Awal cerita ini sebenarnya tentang seseorang gadis yang jadi depresi karena ditinggal kekasihnya pergi. Bukan depresi ala-ala yang menggemaskan itu ya. Tapi benar-benar depresi hingga ke titik yang mengkhawatirkan. Akhirnya, dia tinggal di rumah yang tenang di kota seberang dan menjalani terapi kejiwaan bersama dokter dan perawat.
Singkat cerita, setelah beberapa waktu, tiba-tiba kekasih lamanya yang pergi itu, muncul di tempat dia menjalani terapi. Hal itu membuatnya jadi tenggelam dalam kebingungan. Emang semau hati gue sih buat cerita wkwk.

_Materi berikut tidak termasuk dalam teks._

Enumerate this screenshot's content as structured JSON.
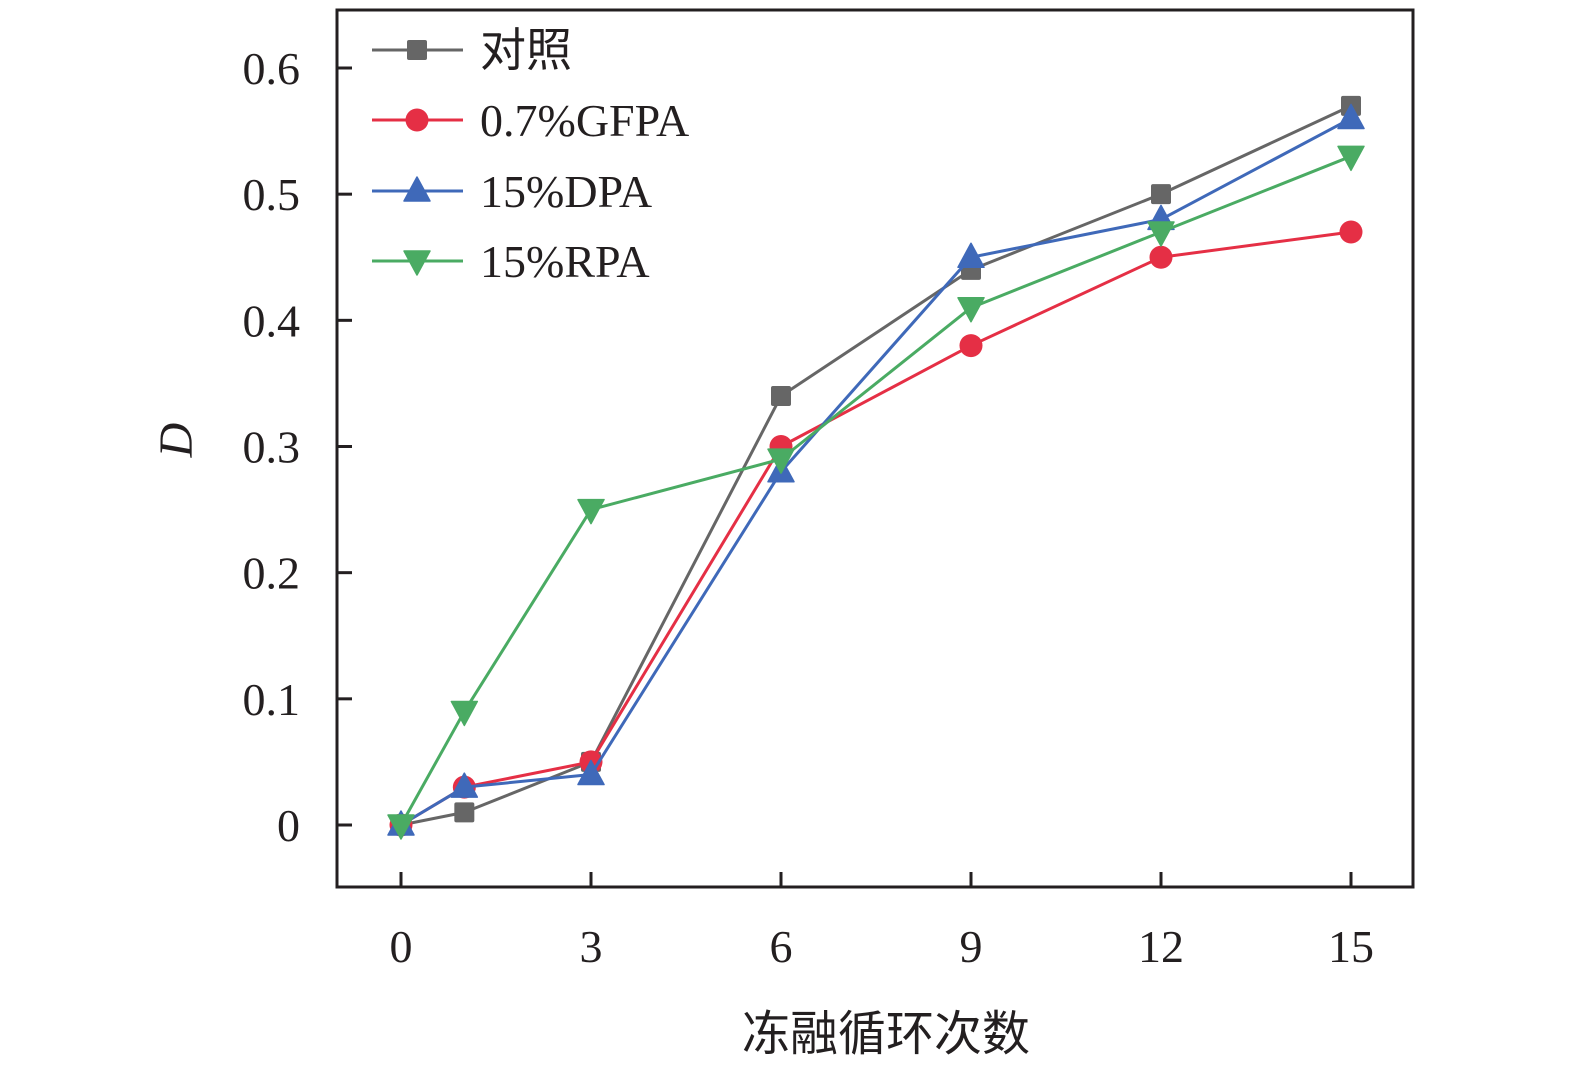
{
  "chart_data": {
    "type": "line",
    "title": "",
    "xlabel": "冻融循环次数",
    "ylabel": "D",
    "x": [
      0,
      1,
      3,
      6,
      9,
      12,
      15
    ],
    "xticks": [
      0,
      3,
      6,
      9,
      12,
      15
    ],
    "xtick_labels": [
      "0",
      "3",
      "6",
      "9",
      "12",
      "15"
    ],
    "yticks": [
      0,
      0.1,
      0.2,
      0.3,
      0.4,
      0.5,
      0.6
    ],
    "ytick_labels": [
      "0",
      "0.1",
      "0.2",
      "0.3",
      "0.4",
      "0.5",
      "0.6"
    ],
    "xlim": [
      -1,
      16
    ],
    "ylim": [
      -0.05,
      0.645
    ],
    "grid": false,
    "legend_position": "top-left",
    "series": [
      {
        "name": "对照",
        "marker": "square",
        "color": "#666666",
        "values": [
          0,
          0.01,
          0.05,
          0.34,
          0.44,
          0.5,
          0.57
        ]
      },
      {
        "name": "0.7%GFPA",
        "marker": "circle",
        "color": "#e52f45",
        "values": [
          0,
          0.03,
          0.05,
          0.3,
          0.38,
          0.45,
          0.47
        ]
      },
      {
        "name": "15%DPA",
        "marker": "triangle-up",
        "color": "#3f69b9",
        "values": [
          0,
          0.03,
          0.04,
          0.28,
          0.45,
          0.48,
          0.56
        ]
      },
      {
        "name": "15%RPA",
        "marker": "triangle-down",
        "color": "#4aab63",
        "values": [
          0,
          0.09,
          0.25,
          0.29,
          0.41,
          0.47,
          0.53
        ]
      }
    ]
  }
}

Jadi cowok yang pulang pergi di rumah si cewek itu adalah si dokter. Dokter jiwa.
Nah, saya memang enggak menuliskan tentang keseluruhan kisah si cewek. Hanya bagian di mana dia berkonflik dengan diri sendiri. Dia pernah mencintai kekasih lamanya. Apakah sekarang masih? Ataukah itu hanya ilusi? Karena rasanya berbeda. Dan tanpa disadarinya, dia jatuh cinta dengan dokternya sendiri. Si dokter juga, jatuh cinta dengan gadis itu.
Kebingungan melahirkan sifat-sifat baru. Sinis, acuh tak acuh. Mereka...sibuk dalam kesalahan mereka sendiri. Sama-sama butuh, tapi gengsi. Sama-sama merindui, tapi sama-sama tersakiti.

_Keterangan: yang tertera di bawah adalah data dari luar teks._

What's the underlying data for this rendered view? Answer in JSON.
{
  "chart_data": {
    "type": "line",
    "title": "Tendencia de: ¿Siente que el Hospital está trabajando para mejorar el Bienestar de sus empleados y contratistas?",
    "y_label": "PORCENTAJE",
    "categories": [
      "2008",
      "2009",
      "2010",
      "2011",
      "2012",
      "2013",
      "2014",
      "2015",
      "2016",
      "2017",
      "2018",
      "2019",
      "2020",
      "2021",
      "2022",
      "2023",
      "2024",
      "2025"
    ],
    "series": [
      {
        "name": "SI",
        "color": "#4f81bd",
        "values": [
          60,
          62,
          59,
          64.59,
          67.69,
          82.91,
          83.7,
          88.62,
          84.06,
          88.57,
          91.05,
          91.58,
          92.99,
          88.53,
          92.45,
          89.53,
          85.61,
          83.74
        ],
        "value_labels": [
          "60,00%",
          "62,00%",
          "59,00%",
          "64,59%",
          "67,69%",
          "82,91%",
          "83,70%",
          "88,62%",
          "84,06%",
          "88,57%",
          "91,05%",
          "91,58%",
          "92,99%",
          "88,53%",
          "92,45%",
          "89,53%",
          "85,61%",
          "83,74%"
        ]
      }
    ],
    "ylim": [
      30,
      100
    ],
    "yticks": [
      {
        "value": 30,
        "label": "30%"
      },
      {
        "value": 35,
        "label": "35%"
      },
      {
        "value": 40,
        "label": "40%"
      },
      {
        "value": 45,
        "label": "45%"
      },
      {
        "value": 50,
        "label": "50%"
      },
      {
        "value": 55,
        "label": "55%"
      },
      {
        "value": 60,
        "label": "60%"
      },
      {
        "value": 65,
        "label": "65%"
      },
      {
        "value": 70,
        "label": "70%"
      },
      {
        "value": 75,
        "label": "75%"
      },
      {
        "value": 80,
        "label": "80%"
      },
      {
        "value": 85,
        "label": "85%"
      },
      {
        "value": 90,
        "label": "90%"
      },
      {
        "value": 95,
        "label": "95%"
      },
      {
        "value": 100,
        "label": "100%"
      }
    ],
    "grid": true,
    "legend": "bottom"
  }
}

Ya, banyak sekali perasaan yang kutuang dalam cerita ini dulu. Rindu, pengharapan, kebingungan, kemarahan, keinginan untuk peduli, masih banyak lagi. Tentang pergi, tentang pulang. Tentang arti sebuah rumah yang sebenarnya, tempat kita untuk kembali.
Ngomong-ngomong, latar tempat cerita ini saya ambil dari game Harvest Moon Friends Of Mineral Town. Ya, sebagian besar dari kalian pasti tahu game legendaris tersebut. Jadi bisa dibayangkan bagaimana rumahnya, halaman kebun, serta jalan menuju pelabuhan/pantainya. Saya dulu suka sekali bermain game itu sampai-sampai tidak bisa memikirkan tempat lain sebagai latar.
Dan juga, cerita ini terinspirasi dari cerita di blog Annesya (salah satu blogger favoritku).
Inti ceritanya sama : Jangan jatuh cinta dengan orang gila.